Collaboration: C. Bonnet and E. Toth (CBM, Orléans), G. Ulrich (Strasbourg), O. Sénèque (CEA, Grenoble), N. Djebrani-Oussedik (Hôpital Lariboisière, Paris), H. Zischka (Helmholtz, München, Germany), M. Desage El Murr (UMR 7177), M. Linder (California State University, Fullerton, USA), B. Vileno (Strasbourg)

 

2.3) Antibacterial drugs with Fe or Ga complex-induced toxicity:

Bacteria need high amount of iron for their survival and proliferation. They excrete Fe-specific ligands called siderophores to scavenge iron(III) from the environment and bring it inside. We are interested to associate AMPs to iron or gallium chelates. Gallium(III) has similar affinity and coordination geometry as Fe(III) and cannot be distinguished from iron by the siderophores. Due to its redox inertness, the Ga complex brings an additional toxic effect. Different collaborations will allow to test these peptide-metal-chelate conjugates in bacterial cells and the best candidates will be grafted on medical surfaces in order to ensure long-lasting antibacterial activity of the surface.

 

Peptide-chelates linked to Fe or Ga

 

Collaboration: I. Schalk (ESBS, Strasbourg), B. Bechinger (Institut de Chimie, Strasbourg)

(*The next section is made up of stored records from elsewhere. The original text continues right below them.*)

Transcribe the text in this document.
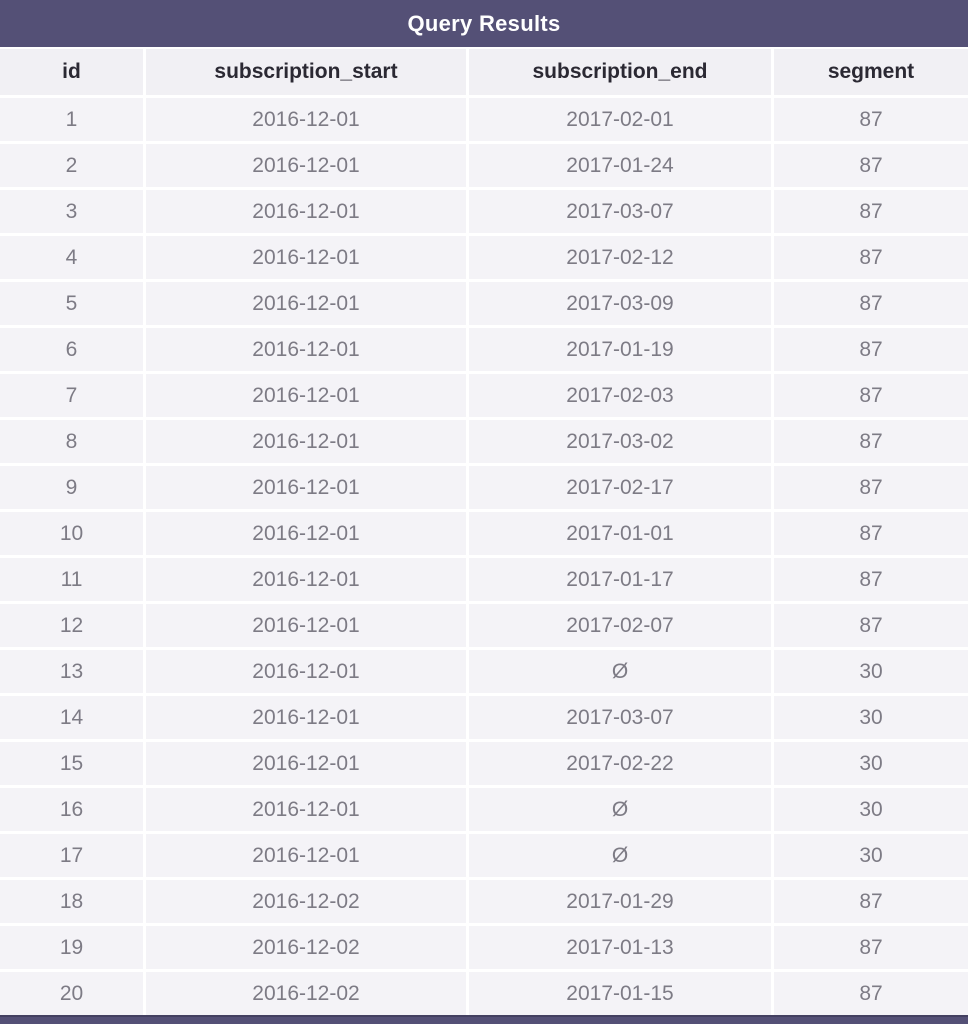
Query Results
id	subscription_start	subscription_end	segment
1	2016-12-01	2017-02-01	87
2	2016-12-01	2017-01-24	87
3	2016-12-01	2017-03-07	87
4	2016-12-01	2017-02-12	87
5	2016-12-01	2017-03-09	87
6	2016-12-01	2017-01-19	87
7	2016-12-01	2017-02-03	87
8	2016-12-01	2017-03-02	87
9	2016-12-01	2017-02-17	87
10	2016-12-01	2017-01-01	87
11	2016-12-01	2017-01-17	87
12	2016-12-01	2017-02-07	87
13	2016-12-01	Ø	30
14	2016-12-01	2017-03-07	30
15	2016-12-01	2017-02-22	30
16	2016-12-01	Ø	30
17	2016-12-01	Ø	30
18	2016-12-02	2017-01-29	87
19	2016-12-02	2017-01-13	87
20	2016-12-02	2017-01-15	87
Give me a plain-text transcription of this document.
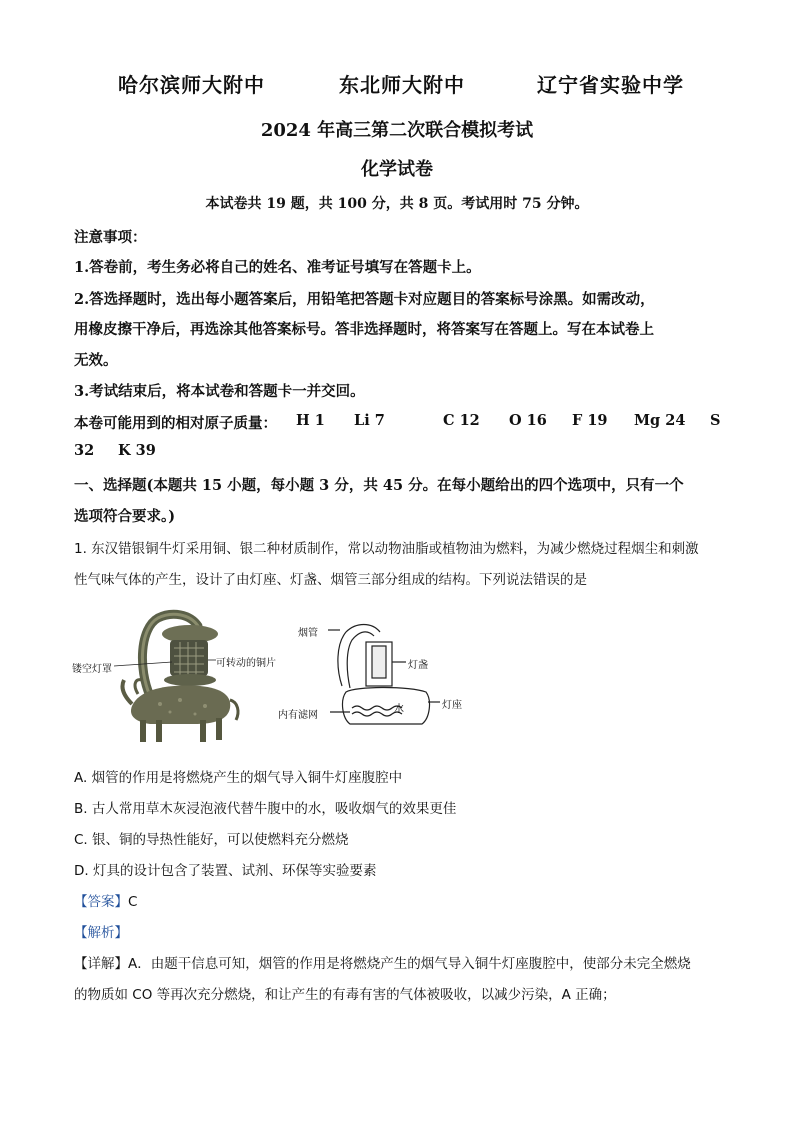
哈尔滨师大附中	东北师大附中	辽宁省实验中学
2024 年高三第二次联合模拟考试
化学试卷
本试卷共 19 题，共 100 分，共 8 页。考试用时 75 分钟。
注意事项：
1.答卷前，考生务必将自己的姓名、准考证号填写在答题卡上。
2.答选择题时，选出每小题答案后，用铅笔把答题卡对应题目的答案标号涂黑。如需改动，
用橡皮擦干净后，再选涂其他答案标号。答非选择题时，将答案写在答题上。写在本试卷上
无效。
3.考试结束后，将本试卷和答题卡一并交回。
本卷可能用到的相对原子质量： H 1 Li 7	C 12 O 16 F 19 Mg 24 S
32 K 39
一、选择题(本题共 15 小题，每小题 3 分，共 45 分。在每小题给出的四个选项中，只有一个
选项符合要求。)
1. 东汉错银铜牛灯采用铜、银二种材质制作，常以动物油脂或植物油为燃料，为减少燃烧过程烟尘和刺激
性气味气体的产生，设计了由灯座、灯盏、烟管三部分组成的结构。下列说法错误的是
镂空灯罩
可转动的铜片
烟管
灯盏
灯座
内有滤网
水
A. 烟管的作用是将燃烧产生的烟气导入铜牛灯座腹腔中
B. 古人常用草木灰浸泡液代替牛腹中的水，吸收烟气的效果更佳
C. 银、铜的导热性能好，可以使燃料充分燃烧
D. 灯具的设计包含了装置、试剂、环保等实验要素
【答案】C
【解析】
【详解】A．由题干信息可知，烟管的作用是将燃烧产生的烟气导入铜牛灯座腹腔中，使部分未完全燃烧
的物质如 CO 等再次充分燃烧，和让产生的有毒有害的气体被吸收，以减少污染，A 正确；
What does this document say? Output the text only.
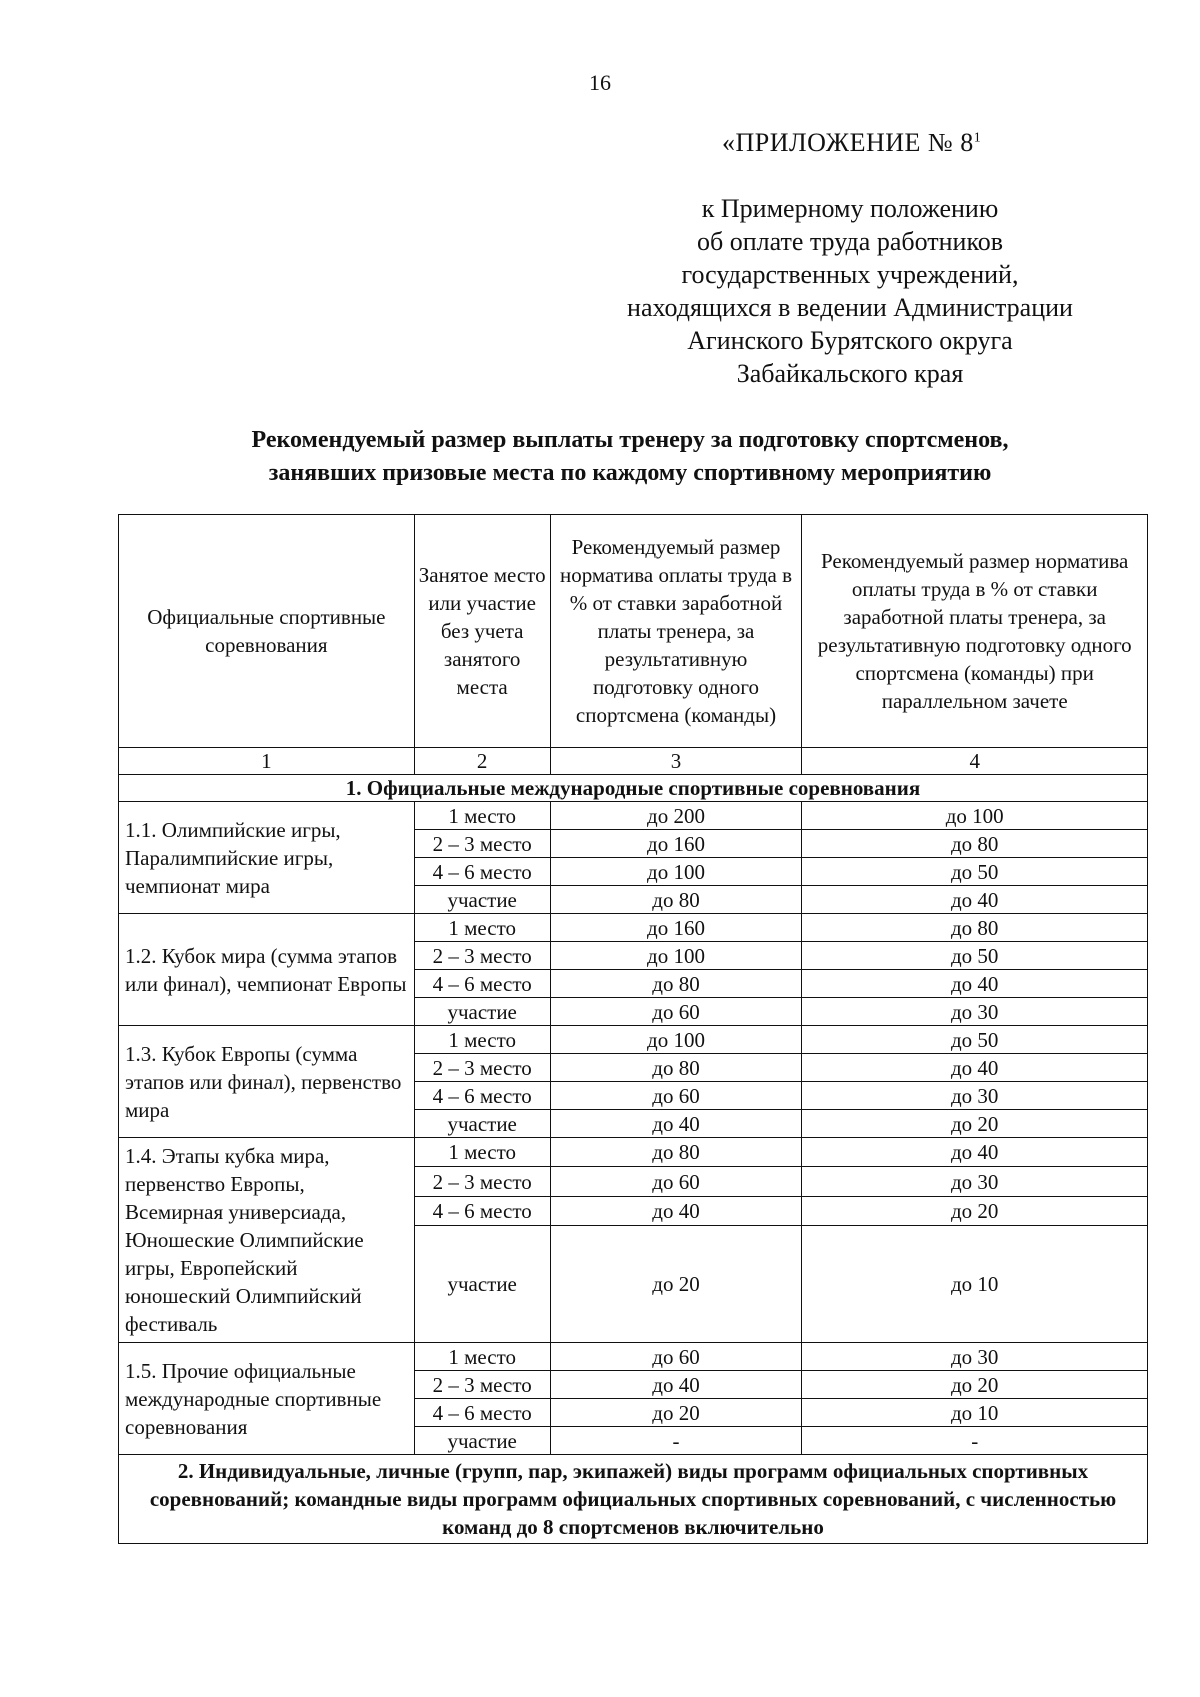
16
«ПРИЛОЖЕНИЕ № $8^1$
к Примерному положению
об оплате труда работников
государственных учреждений,
находящихся в ведении Администрации
Агинского Бурятского округа
Забайкальского края
Рекомендуемый размер выплаты тренеру за подготовку спортсменов,
занявших призовые места по каждому спортивному мероприятию
Официальные спортивные соревнования	Занятое место или участие без учета занятого места	Рекомендуемый размер норматива оплаты труда в % от ставки заработной платы тренера, за результативную подготовку одного спортсмена (команды)	Рекомендуемый размер норматива оплаты труда в % от ставки заработной платы тренера, за результативную подготовку одного спортсмена (команды) при параллельном зачете
1	2	3	4
1. Официальные международные спортивные соревнования			

1.1. Олимпийские игры, Паралимпийские игры, чемпионат мира	1 место	до 200	до 100
	2 – 3 место	до 160	до 80
	4 – 6 место	до 100	до 50
	участие	до 80	до 40

1.2. Кубок мира (сумма этапов или финал), чемпионат Европы	1 место	до 160	до 80
	2 – 3 место	до 100	до 50
	4 – 6 место	до 80	до 40
	участие	до 60	до 30

1.3. Кубок Европы (сумма этапов или финал), первенство мира	1 место	до 100	до 50
	2 – 3 место	до 80	до 40
	4 – 6 место	до 60	до 30
	участие	до 40	до 20

1.4. Этапы кубка мира, первенство Европы, Всемирная универсиада, Юношеские Олимпийские игры, Европейский юношеский Олимпийский фестиваль	1 место	до 80	до 40
	2 – 3 место	до 60	до 30
	4 – 6 место	до 40	до 20
	участие	до 20	до 10

1.5. Прочие официальные международные спортивные соревнования	1 место	до 60	до 30
	2 – 3 место	до 40	до 20
	4 – 6 место	до 20	до 10
	участие	-	-
2. Индивидуальные, личные (групп, пар, экипажей) виды программ официальных спортивных соревнований; командные виды программ официальных спортивных соревнований, с численностью команд до 8 спортсменов включительно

3) Peptide self-assembly for biocatalysts or biomaterials

Based on the expertise of the group in manipulating and characterizing amyloid peptides, we aim at designing non-natural peptides able to form fibers for biomaterials applications. As demonstrated by natural silks (from silkworm or spirders), protein-based material holds great potential in terms of mechanic properties. Plus, since they are bio-polymers, they can be ultimately produced from biological, renewable sources. First, the aim is to explore the link between the peptide sequence and the properties of the final material. This means that we seek at controlling (i) the peptide’s assembly, (ii) the folding of these peptides, and try to use it to tune the morphology and mechanical properties of the biomaterial. Second, onto these peptides, we aim at engineering metal sites, for structural purpose or to perform catalysis. Here, the challenge lies in controlling the properties of the metal site (coordination sphere, stability, catalytic activity).